You can do this for small knowledge bases. If your entire body of knowledge fits comfortably in 20% of the context window, skip the vector database. Paste it in. The simplest architecture that works is the right one.
But this approach hits a wall fast. First, remember the lost-in-the-middle problem from Part 1: the model doesn’t pay equal attention to everything in the context. A 50-page policy document pasted into the system prompt means the model will attend closely to the first few pages and the last few pages, while the critical nuance in the middle the exceptions, the edge cases, the “unless” clauses fades into shadow.
Second, you’re paying full token cost for that document on every single request, even when the customer is asking about something completely unrelated. If 90% of your customer questions are about order status and only 10% are about refund policies, you’re paying to inject the refund policy into 90% of interactions where it’s not needed.
RAG lets you inject only the relevant documents, only when they’re needed. It’s not just an accuracy improvement it’s a cost optimization and an attention optimization. Every token in the context window is both a dollar and a unit of the model’s limited attention. Spend them wisely.
The Autonomy Gradient: When to Let Go
But what about the complex tickets? The ones where the customer’s issue doesn’t fit a predetermined flow? The billing discrepancy that requires checking three different systems and cross-referencing the results? The complaint that’s really about a bug that nobody’s documented yet?

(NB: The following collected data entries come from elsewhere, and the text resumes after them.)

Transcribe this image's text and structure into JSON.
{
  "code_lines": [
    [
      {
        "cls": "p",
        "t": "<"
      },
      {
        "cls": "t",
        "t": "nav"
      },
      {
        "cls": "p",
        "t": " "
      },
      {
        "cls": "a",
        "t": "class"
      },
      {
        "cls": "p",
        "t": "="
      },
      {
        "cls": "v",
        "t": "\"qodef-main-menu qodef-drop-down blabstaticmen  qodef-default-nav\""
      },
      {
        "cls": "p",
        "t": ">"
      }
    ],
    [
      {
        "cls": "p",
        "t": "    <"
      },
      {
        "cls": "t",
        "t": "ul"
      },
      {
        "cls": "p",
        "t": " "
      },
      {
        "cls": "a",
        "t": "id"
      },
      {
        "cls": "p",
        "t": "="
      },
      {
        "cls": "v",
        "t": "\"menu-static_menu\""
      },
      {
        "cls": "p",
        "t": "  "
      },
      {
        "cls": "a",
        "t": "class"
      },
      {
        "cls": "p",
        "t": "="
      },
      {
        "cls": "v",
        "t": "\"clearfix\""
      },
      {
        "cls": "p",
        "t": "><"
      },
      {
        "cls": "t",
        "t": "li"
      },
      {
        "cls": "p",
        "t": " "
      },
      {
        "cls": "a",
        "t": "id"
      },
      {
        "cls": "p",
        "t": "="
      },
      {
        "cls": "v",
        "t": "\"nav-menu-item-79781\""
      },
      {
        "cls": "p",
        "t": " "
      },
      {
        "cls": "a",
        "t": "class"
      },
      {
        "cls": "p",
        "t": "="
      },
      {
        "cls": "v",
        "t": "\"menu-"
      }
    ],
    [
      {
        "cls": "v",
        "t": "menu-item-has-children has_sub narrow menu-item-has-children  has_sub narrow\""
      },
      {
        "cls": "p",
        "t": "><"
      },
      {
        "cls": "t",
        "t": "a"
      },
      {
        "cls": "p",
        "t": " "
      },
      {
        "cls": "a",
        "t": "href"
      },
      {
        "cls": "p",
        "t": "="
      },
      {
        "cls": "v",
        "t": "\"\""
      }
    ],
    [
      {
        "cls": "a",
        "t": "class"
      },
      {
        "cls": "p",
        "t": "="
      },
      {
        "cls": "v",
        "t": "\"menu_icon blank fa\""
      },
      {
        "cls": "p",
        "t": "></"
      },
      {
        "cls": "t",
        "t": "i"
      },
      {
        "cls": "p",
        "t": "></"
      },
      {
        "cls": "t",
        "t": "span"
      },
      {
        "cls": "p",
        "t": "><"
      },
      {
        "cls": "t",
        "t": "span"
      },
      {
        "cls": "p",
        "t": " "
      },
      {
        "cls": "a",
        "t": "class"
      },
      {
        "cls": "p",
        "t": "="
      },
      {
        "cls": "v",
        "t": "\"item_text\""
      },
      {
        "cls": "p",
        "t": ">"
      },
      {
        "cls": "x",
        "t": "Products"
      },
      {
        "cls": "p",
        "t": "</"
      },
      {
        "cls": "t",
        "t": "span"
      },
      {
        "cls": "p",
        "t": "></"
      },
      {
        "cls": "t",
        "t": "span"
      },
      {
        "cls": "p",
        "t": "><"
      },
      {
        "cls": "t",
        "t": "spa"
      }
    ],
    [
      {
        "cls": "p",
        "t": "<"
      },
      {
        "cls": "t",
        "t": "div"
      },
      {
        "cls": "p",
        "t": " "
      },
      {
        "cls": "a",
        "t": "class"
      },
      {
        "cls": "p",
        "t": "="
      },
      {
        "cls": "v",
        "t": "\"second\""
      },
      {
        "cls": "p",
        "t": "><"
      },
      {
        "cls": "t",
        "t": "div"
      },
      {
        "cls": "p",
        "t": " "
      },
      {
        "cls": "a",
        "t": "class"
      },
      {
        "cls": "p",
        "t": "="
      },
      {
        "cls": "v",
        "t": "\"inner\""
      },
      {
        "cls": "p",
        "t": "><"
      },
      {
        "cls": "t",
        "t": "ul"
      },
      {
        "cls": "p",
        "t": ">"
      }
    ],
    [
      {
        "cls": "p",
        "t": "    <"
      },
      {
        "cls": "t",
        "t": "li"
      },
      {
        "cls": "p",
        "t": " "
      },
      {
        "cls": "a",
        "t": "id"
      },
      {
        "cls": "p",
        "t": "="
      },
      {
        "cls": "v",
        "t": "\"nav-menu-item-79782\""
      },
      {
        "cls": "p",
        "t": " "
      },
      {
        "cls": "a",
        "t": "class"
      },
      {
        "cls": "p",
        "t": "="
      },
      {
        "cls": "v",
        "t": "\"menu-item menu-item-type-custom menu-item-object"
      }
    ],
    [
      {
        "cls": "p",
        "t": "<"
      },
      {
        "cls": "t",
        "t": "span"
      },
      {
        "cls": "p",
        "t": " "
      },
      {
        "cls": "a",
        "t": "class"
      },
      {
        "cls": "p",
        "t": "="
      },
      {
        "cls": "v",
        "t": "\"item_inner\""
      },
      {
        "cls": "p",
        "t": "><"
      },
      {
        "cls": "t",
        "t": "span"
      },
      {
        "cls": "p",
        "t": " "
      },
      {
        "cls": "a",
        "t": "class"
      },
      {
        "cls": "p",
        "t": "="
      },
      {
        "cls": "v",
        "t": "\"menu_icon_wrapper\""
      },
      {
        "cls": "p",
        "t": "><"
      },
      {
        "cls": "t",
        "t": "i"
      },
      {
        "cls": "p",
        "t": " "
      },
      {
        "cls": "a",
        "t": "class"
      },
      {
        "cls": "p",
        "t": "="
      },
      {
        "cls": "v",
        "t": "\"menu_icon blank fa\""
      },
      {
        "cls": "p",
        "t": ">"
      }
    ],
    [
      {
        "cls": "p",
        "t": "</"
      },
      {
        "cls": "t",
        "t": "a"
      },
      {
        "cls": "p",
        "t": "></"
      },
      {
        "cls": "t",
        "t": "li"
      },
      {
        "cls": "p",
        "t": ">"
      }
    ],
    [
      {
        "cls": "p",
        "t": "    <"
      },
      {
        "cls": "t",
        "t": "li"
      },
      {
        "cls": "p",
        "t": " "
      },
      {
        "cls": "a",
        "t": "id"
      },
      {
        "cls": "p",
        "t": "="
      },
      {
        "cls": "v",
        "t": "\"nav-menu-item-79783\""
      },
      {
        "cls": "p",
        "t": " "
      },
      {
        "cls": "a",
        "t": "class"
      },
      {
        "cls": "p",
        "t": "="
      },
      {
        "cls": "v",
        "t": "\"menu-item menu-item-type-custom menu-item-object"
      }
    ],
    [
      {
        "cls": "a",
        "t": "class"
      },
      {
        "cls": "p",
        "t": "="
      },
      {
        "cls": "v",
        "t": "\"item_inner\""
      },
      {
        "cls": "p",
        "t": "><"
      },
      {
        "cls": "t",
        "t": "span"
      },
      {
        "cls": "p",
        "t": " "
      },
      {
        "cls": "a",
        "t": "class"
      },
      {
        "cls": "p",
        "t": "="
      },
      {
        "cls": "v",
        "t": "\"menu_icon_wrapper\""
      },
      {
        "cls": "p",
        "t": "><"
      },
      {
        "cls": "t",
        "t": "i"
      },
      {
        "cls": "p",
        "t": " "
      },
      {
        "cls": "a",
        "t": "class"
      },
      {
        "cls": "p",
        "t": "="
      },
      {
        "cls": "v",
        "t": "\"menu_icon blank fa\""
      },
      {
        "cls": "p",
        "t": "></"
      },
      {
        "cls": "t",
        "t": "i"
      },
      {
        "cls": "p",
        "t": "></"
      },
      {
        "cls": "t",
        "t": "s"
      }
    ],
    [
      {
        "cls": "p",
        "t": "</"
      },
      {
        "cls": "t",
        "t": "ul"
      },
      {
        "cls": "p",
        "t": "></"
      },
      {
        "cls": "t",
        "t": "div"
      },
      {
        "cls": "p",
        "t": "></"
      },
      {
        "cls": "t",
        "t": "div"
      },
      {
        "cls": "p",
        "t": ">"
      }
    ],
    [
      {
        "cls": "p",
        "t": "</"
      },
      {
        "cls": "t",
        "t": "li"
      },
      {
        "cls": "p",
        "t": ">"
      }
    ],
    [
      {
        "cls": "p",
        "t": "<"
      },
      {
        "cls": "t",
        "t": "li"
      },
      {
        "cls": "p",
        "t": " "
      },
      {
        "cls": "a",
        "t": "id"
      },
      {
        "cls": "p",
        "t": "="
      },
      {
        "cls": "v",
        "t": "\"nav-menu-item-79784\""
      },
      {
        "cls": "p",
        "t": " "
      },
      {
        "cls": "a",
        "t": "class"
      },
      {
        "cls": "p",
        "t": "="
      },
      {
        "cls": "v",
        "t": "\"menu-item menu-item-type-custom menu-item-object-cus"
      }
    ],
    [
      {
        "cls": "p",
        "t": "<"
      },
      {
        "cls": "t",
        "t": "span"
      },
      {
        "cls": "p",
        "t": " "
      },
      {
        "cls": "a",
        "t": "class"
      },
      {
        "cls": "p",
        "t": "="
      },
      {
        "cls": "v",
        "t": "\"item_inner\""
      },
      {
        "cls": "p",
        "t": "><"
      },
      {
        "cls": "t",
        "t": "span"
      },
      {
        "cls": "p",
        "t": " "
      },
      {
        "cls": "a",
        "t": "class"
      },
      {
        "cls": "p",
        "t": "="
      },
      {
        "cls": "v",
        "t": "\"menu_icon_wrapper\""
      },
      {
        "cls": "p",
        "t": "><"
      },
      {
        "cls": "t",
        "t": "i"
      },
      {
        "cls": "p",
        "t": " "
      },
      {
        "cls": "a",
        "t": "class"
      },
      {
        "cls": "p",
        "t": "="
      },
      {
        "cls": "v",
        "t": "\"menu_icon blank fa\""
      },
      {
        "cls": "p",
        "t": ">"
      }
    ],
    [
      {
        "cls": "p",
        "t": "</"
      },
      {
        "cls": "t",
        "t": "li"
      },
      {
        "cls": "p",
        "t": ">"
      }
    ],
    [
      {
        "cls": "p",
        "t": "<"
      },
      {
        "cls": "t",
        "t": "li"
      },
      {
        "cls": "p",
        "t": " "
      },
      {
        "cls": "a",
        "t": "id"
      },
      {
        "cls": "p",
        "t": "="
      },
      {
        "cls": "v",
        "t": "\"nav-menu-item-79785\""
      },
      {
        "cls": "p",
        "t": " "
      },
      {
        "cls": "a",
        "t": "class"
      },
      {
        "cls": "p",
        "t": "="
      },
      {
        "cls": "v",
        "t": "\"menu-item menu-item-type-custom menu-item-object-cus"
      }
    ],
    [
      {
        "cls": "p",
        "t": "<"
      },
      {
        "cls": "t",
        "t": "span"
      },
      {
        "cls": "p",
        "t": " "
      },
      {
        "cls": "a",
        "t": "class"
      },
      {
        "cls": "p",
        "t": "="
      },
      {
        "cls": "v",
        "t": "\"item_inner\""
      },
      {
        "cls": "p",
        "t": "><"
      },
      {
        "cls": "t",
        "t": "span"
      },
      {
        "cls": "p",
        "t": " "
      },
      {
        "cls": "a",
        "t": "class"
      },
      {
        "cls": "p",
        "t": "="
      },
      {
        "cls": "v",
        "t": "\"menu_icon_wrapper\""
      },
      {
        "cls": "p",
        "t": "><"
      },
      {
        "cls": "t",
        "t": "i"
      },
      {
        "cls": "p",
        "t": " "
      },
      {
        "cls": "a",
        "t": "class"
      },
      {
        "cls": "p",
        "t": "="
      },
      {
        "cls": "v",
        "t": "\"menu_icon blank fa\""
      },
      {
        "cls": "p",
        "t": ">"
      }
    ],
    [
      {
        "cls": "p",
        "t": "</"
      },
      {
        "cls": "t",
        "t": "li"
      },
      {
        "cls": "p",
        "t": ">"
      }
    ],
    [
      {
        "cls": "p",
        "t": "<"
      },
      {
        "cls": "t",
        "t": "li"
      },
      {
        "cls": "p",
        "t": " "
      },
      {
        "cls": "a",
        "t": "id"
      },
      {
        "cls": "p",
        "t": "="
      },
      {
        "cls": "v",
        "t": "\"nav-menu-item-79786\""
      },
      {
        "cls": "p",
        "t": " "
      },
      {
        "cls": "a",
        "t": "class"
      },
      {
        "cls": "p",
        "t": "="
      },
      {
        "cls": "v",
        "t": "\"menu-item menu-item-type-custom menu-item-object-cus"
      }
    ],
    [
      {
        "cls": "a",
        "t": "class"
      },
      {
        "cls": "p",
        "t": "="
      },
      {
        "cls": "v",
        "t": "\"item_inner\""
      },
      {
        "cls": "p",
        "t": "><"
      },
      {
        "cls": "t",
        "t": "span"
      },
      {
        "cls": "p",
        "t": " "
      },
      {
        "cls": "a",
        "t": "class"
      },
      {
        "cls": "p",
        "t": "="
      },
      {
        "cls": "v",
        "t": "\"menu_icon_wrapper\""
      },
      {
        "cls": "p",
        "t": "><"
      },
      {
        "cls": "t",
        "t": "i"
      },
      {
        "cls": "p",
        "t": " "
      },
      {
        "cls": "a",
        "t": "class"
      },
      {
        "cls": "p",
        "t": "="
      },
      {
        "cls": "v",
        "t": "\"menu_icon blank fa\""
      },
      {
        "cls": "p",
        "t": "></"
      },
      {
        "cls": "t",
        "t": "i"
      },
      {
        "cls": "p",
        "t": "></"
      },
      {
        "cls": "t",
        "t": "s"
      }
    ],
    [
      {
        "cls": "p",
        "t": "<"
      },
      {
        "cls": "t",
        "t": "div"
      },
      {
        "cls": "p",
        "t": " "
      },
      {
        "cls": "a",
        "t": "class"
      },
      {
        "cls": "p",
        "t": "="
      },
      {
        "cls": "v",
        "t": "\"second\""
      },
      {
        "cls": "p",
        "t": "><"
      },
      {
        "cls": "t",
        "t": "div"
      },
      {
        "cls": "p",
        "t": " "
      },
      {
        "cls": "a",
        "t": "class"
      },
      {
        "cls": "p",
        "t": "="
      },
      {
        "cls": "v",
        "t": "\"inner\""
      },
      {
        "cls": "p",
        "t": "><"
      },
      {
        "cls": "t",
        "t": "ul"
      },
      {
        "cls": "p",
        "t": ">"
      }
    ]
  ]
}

This is where you start sliding toward the autonomous end of the spectrum and it’s the subject that will thread through the rest of this series. In Part 3, we’ll give the model the ability to think about what it’s doing, to show its work, and to explain its reasoning before it acts. We’ll build the instrumentation to watch it think in real time.
But the foundation is what we built today. You can’t reason about data you can’t see. You can’t make good decisions without access to the systems that hold the truth. RAG and tools aren’t optional add-ons to an agent they’re the sensory organs. Without them, you’re asking a brilliant mind to operate in the dark.
Or, if you prefer my version: we just gave the model its first pair of glasses and its first set of hands. Next, we teach it to think before it reaches.